Buz gibi havada sabahın köründe evden çıkacaksın, İzmir'in en soğuk olduğu yere gideceksin, yaya veya otobüsle, spor yapacaksın...
Oluru var mı Allah aşkına..
Bu yazıyı okuduktan sonra "Yapmayalım mı" diyeceklerini, duyar gibiyim.
Elbette yapın.
Ve sadece İzmir'in spor yapmaya eğilimli insanlarından oluşan 3 bölgesinde de kalmasın. Spora şartları nedeniyle uzak kalmış insanların yoğun oturduğu bölgelere de alanlar açın. Yapılan göz boyamak için olmasın. Belediyelerin asli görevlerinden birini yerine getirmek için iyi planlanmış, örgütlü olsun.
Eğitmenin "Gelsinler" diye beklediği, gelen olmazsa da geri gittiği bir aktivite olmasın.
Katılanların sayısını alın. Az gelen varsa nedenlerini araştırın. "Daha fazla nasıl insan getirebiliriz"in planlarını yapın. İzmir'in en ücra köşesine kadar ziyaretler yapın, evlerin kapılarına broşürler bırakın, otobüslere asın.
Gerekirse toplu taşım araçlarını devreye sokun, getirin, götürün. Gelenlerin kayıtlarını tutun, gelmeyenleri, gelemeyenleri işaretleyin. Arayın, sorun. Öyle en soğuk günlerde başlayıp, "Gelmiyorlar zaten" deyip, peşini bırakmayın.
Amaç spor yaptırmaksa, oyunu kuralları ile oynayın.
Sadece faaliyet raporlarınıza yazmak için "Belediye spora davet ediyor" çağrılarında bulunmayın.
Gençlik ve Spor Daire Başkanı Hakan Orhunbilge'den bir ricam var.
Belediye, bu tür organizasyonların bilgilerini fotoğraflı olarak paylaşır. 6 Ocak pazartesi günü de sporla halk bütünleşmesinin ilk günü.

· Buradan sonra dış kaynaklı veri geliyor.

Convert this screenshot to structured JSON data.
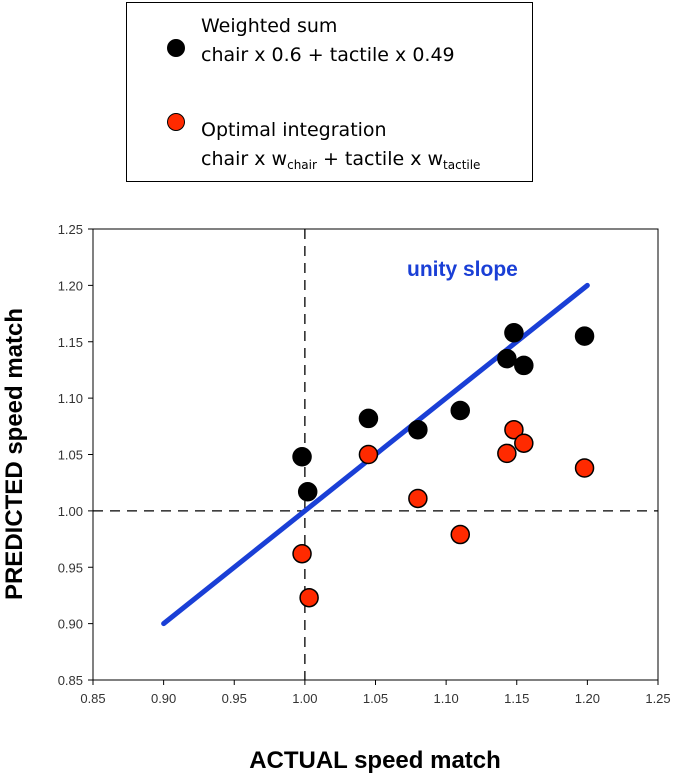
{
  "legend": {
    "items": [
      {
        "name": "weighted-sum",
        "line1": "Weighted sum",
        "line2": "chair x 0.6 + tactile x 0.49",
        "color": "#000000"
      },
      {
        "name": "optimal-integration",
        "line1": "Optimal integration",
        "line2_a": "chair x w",
        "line2_sub1": "chair",
        "line2_b": " + tactile x w",
        "line2_sub2": "tactile",
        "color": "#ff2a00"
      }
    ]
  },
  "chart_data": {
    "type": "scatter",
    "xlabel": "ACTUAL speed match",
    "ylabel": "PREDICTED speed match",
    "xlim": [
      0.85,
      1.25
    ],
    "ylim": [
      0.85,
      1.25
    ],
    "xticks": [
      "0.85",
      "0.90",
      "0.95",
      "1.00",
      "1.05",
      "1.10",
      "1.15",
      "1.20",
      "1.25"
    ],
    "yticks": [
      "0.85",
      "0.90",
      "0.95",
      "1.00",
      "1.05",
      "1.10",
      "1.15",
      "1.20",
      "1.25"
    ],
    "reference_lines": {
      "x": 1.0,
      "y": 1.0,
      "style": "dashed"
    },
    "unity_line": {
      "label": "unity slope",
      "from": [
        0.9,
        0.9
      ],
      "to": [
        1.2,
        1.2
      ],
      "color": "#1a3fd6"
    },
    "series": [
      {
        "name": "Weighted sum",
        "color": "#000000",
        "points": [
          [
            0.998,
            1.048
          ],
          [
            1.002,
            1.017
          ],
          [
            1.045,
            1.082
          ],
          [
            1.08,
            1.072
          ],
          [
            1.11,
            1.089
          ],
          [
            1.143,
            1.135
          ],
          [
            1.148,
            1.158
          ],
          [
            1.155,
            1.129
          ],
          [
            1.198,
            1.155
          ]
        ]
      },
      {
        "name": "Optimal integration",
        "color": "#ff2a00",
        "points": [
          [
            0.998,
            0.962
          ],
          [
            1.003,
            0.923
          ],
          [
            1.045,
            1.05
          ],
          [
            1.08,
            1.011
          ],
          [
            1.11,
            0.979
          ],
          [
            1.143,
            1.051
          ],
          [
            1.148,
            1.072
          ],
          [
            1.155,
            1.06
          ],
          [
            1.198,
            1.038
          ]
        ]
      }
    ]
  }
}
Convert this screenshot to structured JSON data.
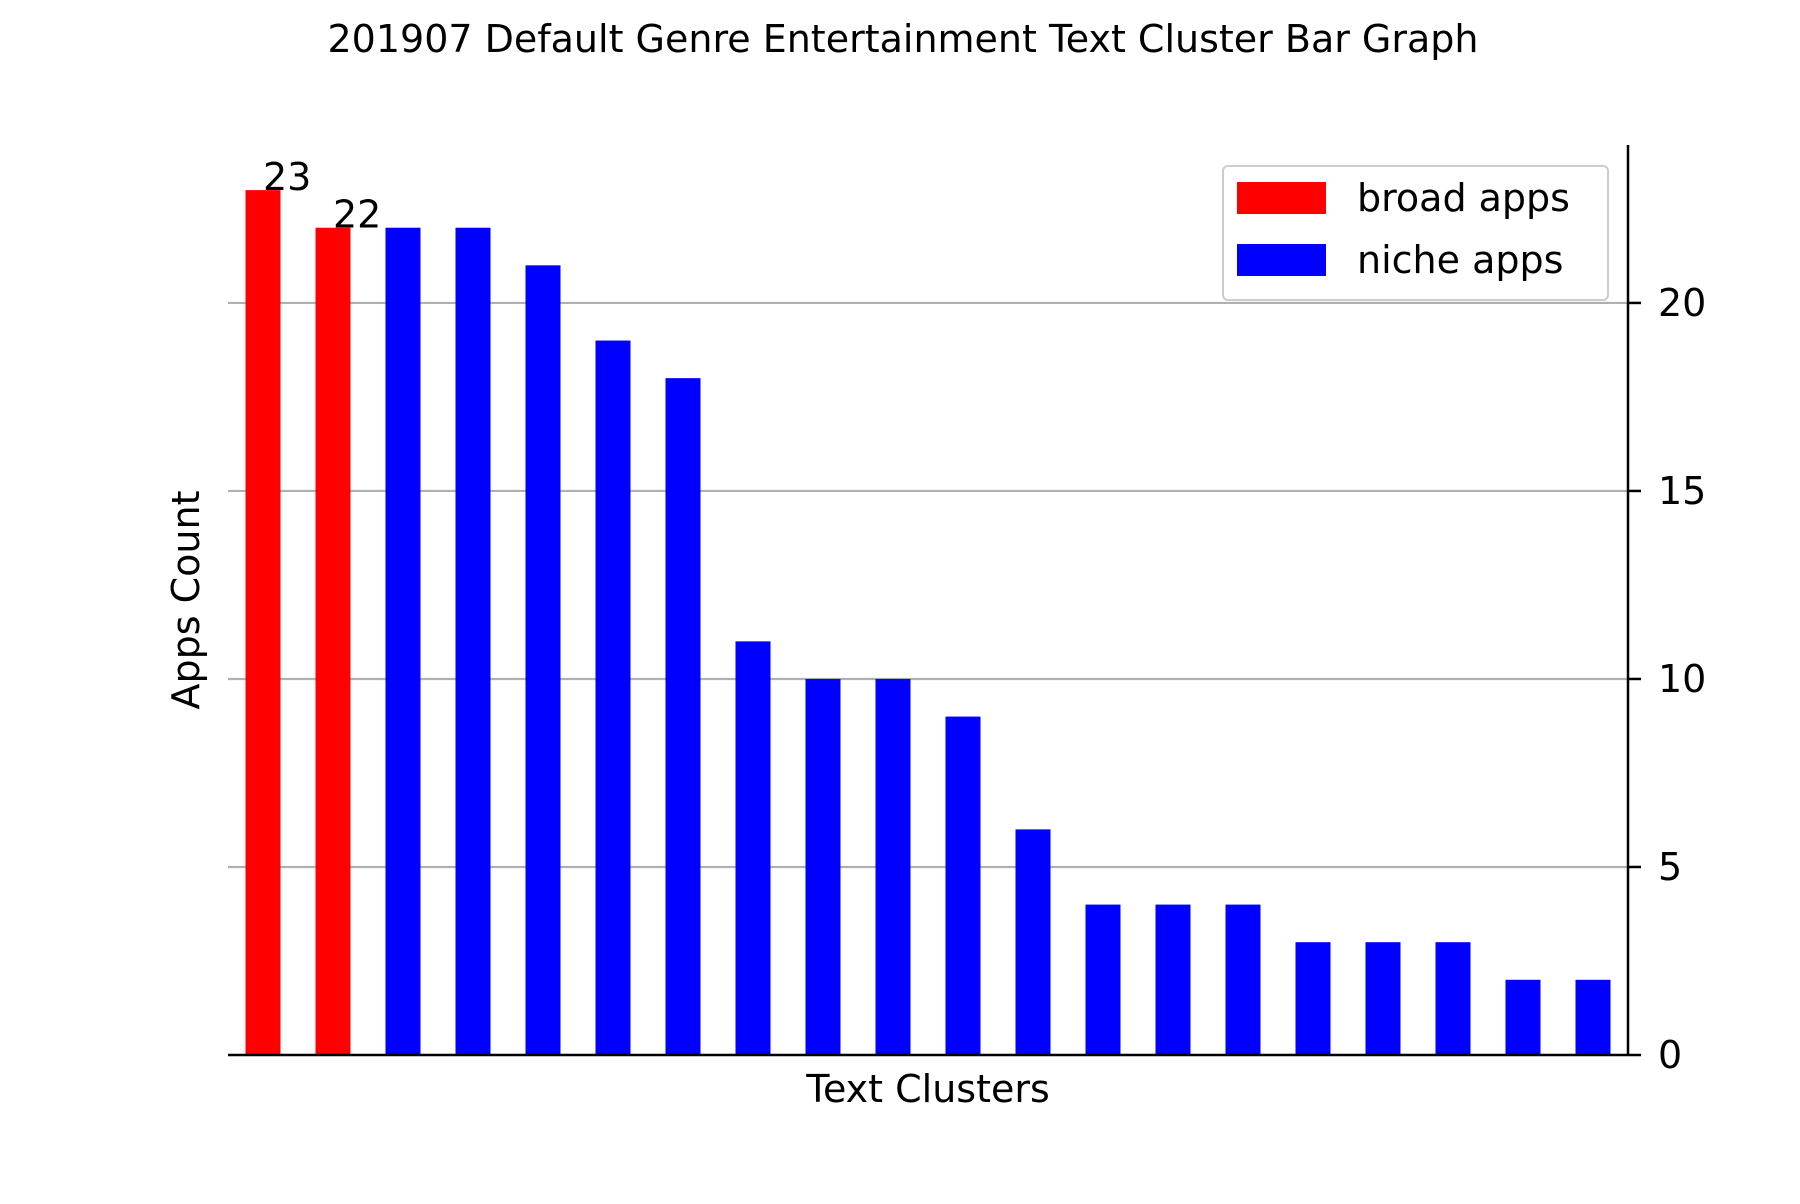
{
  "chart_data": {
    "type": "bar",
    "title": "201907 Default Genre Entertainment Text Cluster Bar Graph",
    "xlabel": "Text Clusters",
    "ylabel": "Apps Count",
    "ylim": [
      0,
      24.2
    ],
    "yticks": [
      0,
      5,
      10,
      15,
      20
    ],
    "ytick_labels": [
      "0",
      "5",
      "10",
      "15",
      "20"
    ],
    "y_axis_side": "right",
    "grid": "horizontal",
    "legend_position": "top-right",
    "series": [
      {
        "name": "broad apps",
        "color": "#ff0000",
        "values": [
          23,
          22,
          null,
          null,
          null,
          null,
          null,
          null,
          null,
          null,
          null,
          null,
          null,
          null,
          null,
          null,
          null,
          null,
          null,
          null
        ]
      },
      {
        "name": "niche apps",
        "color": "#0000ff",
        "values": [
          null,
          null,
          22,
          22,
          21,
          19,
          18,
          11,
          10,
          10,
          9,
          6,
          4,
          4,
          4,
          3,
          3,
          3,
          2,
          2
        ]
      }
    ],
    "bar_count": 20,
    "data_labels": [
      {
        "bar_index": 0,
        "text": "23"
      },
      {
        "bar_index": 1,
        "text": "22"
      }
    ],
    "legend": [
      {
        "label": "broad apps",
        "color": "#ff0000"
      },
      {
        "label": "niche apps",
        "color": "#0000ff"
      }
    ]
  }
}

3 bölgede yapılan aktiviteye katılanların sayısının fotoğraflı olarak tarafıma gönderilmesini sağlar ya da yukarıda belirttiklerimle ilgili yapılan çalışmaları aktarırsa sevinirim.
Belki de ben hatalıyım!..
Bir görelim, bakalım...

KULÜBÜN YOĞUNLUĞU ÇOK FAZLAYMIŞ

Bu arada İzmir Büyükşehir Belediyesi Gençlik ve Spor Kulübü çocuklarını yazdırmak isteyen velileri "Doluyuz" gerekçesiyle geri çeviriyormuş. Telefon ederek veya bizzat giderek başvuru yapanlara, "Boşalınca, biz sizi ararız" diyorlarmış.
Ama ne arayan ne de soran oluyormuş.
Spor yapmak için kapınıza kadar gelmiş insanları geri çevirmek olur şey değil.
Kabul için mutlaka bir yol bulunmalı.
Fırsatı yakalamışsınız, ortada bu kadar çok kulüp varken, size ulaşmış insanları geri çevirmek, sporla büyümüş, o bilinçle yetişmiş olan yönetici kadrolarını barındıran belediyeye hiç yakışmıyor.
Sayın Orhunbilge'den bununla ilgili de bir yanıt gelirse..
En azından bu konuda bana ulaşan insanlara yardım etmek için de bir kapı açılmış olur.